Al-Adnani called on Muslims everywhere, not just those in areas under the group's control, to swear loyalty to al-Baghdadi and support him.
"Jihadi cleric al-Baghdadi is the caliph of Muslims everywhere," al-Adnani said, adding that "listen to your caliph and obey him".
"Support your state, which grows every day," he added
In his speech Wednesday, al-Maliki also rejected claims by the semi-autonomous Kurdish region to control the disputed areas, which are now in the hands of the Kurdish security forces.
"No one has the right to exploit the events that occurred to impose a fait accompli, like what happened in some of the actions of the Kurdistan region. This is a rejected act," Maliki said.
Maliki's comments came as an answer to Kurdish regional leader Massud Barzani's comments that the Kurds did not need the Iraqi constitution to resolve the problem over disputed areas, as the Peshmerga (Kurdish security forces) have now controlled the disputed city of Kirkuk, the last part of the disputed areas described in the constitution.
"The Kurds have been waiting for 10 years for fulfillment of Article 140 but it was no use, now Article 140 is achieved and it is over, and we won't talk about it anymore," Barzani said.
The disputed areas are mainly ethnically mixed with the Kurds, Arabs and Turkmans and other minorities.

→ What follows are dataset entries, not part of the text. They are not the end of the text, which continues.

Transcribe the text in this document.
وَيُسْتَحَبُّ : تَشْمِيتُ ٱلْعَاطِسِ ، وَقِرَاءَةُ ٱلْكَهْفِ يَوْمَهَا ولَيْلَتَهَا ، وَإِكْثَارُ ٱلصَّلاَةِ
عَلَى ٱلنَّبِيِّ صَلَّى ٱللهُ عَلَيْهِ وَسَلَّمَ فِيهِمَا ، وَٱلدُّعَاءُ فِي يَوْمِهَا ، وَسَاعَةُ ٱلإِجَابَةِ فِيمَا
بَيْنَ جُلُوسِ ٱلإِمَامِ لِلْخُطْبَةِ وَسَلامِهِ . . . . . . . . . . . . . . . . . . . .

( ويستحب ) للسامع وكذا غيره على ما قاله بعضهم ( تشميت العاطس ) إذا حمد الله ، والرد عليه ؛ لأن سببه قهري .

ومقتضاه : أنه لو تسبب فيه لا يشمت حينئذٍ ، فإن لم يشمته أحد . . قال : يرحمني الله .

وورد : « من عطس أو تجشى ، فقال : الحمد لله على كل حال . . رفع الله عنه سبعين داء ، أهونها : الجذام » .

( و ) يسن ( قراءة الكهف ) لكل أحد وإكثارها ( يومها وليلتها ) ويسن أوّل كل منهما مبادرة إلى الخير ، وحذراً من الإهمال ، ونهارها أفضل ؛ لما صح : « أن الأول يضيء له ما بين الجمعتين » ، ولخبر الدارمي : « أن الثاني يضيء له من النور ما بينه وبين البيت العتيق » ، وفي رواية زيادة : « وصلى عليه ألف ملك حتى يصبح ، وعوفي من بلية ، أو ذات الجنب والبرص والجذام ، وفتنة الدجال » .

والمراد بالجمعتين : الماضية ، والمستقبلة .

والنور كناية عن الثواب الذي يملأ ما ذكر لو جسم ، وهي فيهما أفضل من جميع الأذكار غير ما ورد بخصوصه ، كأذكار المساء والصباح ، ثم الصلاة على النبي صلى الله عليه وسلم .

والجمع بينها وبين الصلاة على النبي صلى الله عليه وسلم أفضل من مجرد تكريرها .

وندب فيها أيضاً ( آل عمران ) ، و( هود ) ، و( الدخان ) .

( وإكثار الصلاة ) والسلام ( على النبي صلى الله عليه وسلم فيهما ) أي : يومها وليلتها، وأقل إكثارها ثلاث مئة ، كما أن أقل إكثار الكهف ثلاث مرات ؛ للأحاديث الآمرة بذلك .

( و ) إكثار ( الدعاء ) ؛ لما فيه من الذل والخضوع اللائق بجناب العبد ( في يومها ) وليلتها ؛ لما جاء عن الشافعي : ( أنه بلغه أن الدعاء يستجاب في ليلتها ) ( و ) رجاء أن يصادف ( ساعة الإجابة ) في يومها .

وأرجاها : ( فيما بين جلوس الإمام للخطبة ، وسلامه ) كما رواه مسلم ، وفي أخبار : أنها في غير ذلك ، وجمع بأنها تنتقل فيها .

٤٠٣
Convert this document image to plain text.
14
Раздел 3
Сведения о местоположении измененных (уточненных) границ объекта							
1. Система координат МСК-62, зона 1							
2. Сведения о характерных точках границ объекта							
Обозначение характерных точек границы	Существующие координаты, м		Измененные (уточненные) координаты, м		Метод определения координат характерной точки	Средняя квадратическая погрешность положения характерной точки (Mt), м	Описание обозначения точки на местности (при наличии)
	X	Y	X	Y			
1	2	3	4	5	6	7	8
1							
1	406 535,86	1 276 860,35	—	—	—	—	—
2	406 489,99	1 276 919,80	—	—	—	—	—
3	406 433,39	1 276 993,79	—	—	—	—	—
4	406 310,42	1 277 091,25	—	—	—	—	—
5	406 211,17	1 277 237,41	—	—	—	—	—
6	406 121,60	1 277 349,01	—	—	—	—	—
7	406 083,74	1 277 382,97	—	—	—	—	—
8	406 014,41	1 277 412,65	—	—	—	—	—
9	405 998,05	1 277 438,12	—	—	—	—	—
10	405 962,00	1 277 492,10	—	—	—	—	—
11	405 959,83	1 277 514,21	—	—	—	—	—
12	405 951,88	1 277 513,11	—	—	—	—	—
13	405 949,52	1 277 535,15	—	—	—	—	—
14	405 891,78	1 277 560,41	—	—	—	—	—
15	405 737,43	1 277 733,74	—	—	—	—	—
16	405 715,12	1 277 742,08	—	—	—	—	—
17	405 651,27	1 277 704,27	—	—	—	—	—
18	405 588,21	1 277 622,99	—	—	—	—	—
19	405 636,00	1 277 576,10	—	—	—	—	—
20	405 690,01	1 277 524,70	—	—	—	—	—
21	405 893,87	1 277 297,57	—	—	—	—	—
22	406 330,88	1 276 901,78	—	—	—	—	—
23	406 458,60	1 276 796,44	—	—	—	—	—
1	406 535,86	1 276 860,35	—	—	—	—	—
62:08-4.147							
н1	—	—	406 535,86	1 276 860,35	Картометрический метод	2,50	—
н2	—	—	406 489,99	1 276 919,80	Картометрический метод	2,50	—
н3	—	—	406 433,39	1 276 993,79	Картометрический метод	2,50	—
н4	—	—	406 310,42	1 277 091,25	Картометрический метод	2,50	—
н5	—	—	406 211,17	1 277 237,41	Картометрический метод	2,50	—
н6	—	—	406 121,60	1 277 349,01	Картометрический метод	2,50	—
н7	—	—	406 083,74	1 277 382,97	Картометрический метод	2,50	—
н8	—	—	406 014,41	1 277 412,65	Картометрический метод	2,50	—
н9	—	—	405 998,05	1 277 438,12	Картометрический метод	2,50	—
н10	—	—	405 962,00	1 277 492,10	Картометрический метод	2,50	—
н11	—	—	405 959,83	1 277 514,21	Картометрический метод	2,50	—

The Kurds demanded expansion of their autonomous region in northern Iraq to include the oil-rich province of Kirkuk and other areas in the Iraqi provinces of Nineveh, Salahudin and Diyala.
Maliki also rejected the latest press releases by Barzani about a referendum to establish a Kurdish state.
On June 23, Barzani told CNN in an interview that "the time is here for the Kurdistan people to determine their future and the decision of the people is what we are going to uphold".
Iraq has been witnessing its worst security conditions that began about three weeks ago when armed Sunni insurgents, spearheaded by the Al Qaeda splinter group Islamic State of Iraq and Greater Syria (ISIS), launched a surprise offensive that led to the debacle of Iraqi security forces, and the fall of a large part of the country's northern and western territories.